Mia madre mi aveva sempre detto di non salire in macchina con persone sconosciute, ma, in quel momento, non avevo molte alternative. E poi quell'uomo non mi sembrava una persona cattiva. È vero, mai fidarsi delle apparenze, ma un pizzico di fiducia bisognava pur dargliela, no?
«Sei il primo uomo che mi vede vestita così, e non ha ancora fatto apprezzamenti» dissi per fare un po' di conversazione.

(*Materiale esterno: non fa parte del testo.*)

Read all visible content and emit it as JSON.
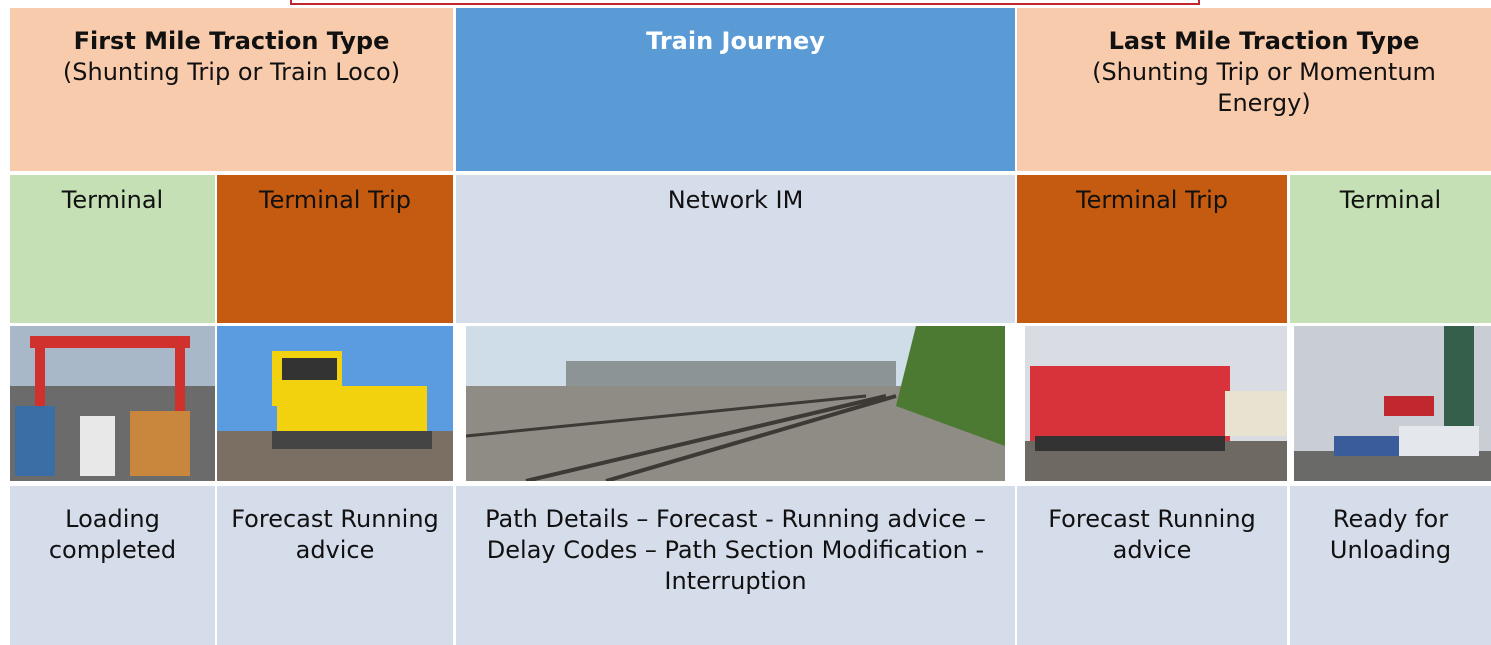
{
  "header": [
    {
      "title": "First Mile Traction Type",
      "subtitle": "(Shunting Trip or Train Loco)"
    },
    {
      "title": "Train Journey"
    },
    {
      "title": "Last Mile Traction Type",
      "subtitle": "(Shunting Trip or Momentum Energy)"
    }
  ],
  "segments": [
    "Terminal",
    "Terminal Trip",
    "Network IM",
    "Terminal Trip",
    "Terminal"
  ],
  "events": [
    "Loading completed",
    "Forecast Running advice",
    "Path Details – Forecast - Running advice – Delay Codes – Path Section Modification - Interruption",
    "Forecast Running advice",
    "Ready for Unloading"
  ]
}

«Non sono quel tipo di uomo». Davvero esistevano uomini del genere? Di solito quando mi vedevano vestita con questi abiti iniziavano a fischiare e a dire cose abbastanza volgari.
«Non sarai mica gay?» domandai.
«Non è che se non faccio commenti volgari alle donne allora automaticamente sono gay. Sono solo un gentiluomo».
«Scusa, non volevo offenderti».
«Posso sapere almeno come ti chiami?».
«M... Krystal». Per la forza dell'abitudine stavo per presentarmi con il mio nome d'arte ma poi qualcosa mi aveva fatto cambiare idea e optai per la verità.
«Io invece sono Brandon».
«Ecco, fermati qua! Sono arrivata. Grazie mille per il passaggio. Sei stato gentilissimo, io e la mia salute ti saremo eternamente riconoscenti» dissi indicandogli il palazzo dove abitavo.
«Di niente. Anzi, scusami ancora per l'urto e averti fatta cadere». Scesi dalla macchina e corsi verso il palazzo, aprendo il portone. Prima di entrare, mi girai e lui era ancora là, come se volesse sincerarsi che io fossi al sicuro. Mi guardò e mi salutò con la mano, io ricambiai accennando un sorriso, e lasciai che il portone mi celasse alla sua vista.
«Che hai fatto?» chiese Bryan appena entrai in casa.
«Che ci fai ancora sveglio a quest'ora? Guarda, lascia stare. La macchina è morta, credo sia la batteria, e me la sono dovuta fare a piedi fino alla metro sotto la pioggia battente», non so cosa mi spinse ad omettere l'incontro con Brandon, non perché non volevo che lo sapesse ma volevo tenerlo per me. «Ho bisogno di togliere i vestiti bagnati e di una doccia calda. Notte». Nella doccia mi ritrovai a pensare a Brandon, anche se avevamo iniziato male, si era rivelata essere una persona per bene. Molto riservata. Gentile. E anche se indossavo i panni di Mia, non aveva mai allungato una mano per toccarmi nemmeno per sbaglio, non aveva preteso nulla per avermi accompagnata fino a casa. Sperai di incontrarlo ancora, ma non sapevo niente di lui, nemmeno il suo cognome, e non pensavo che il portone dal quale era uscito fosse del suo appartamento. Confidavo nel destino... sapevo che lui avrebbe trovato un modo affinché le nostre strade si incrociassero ancora.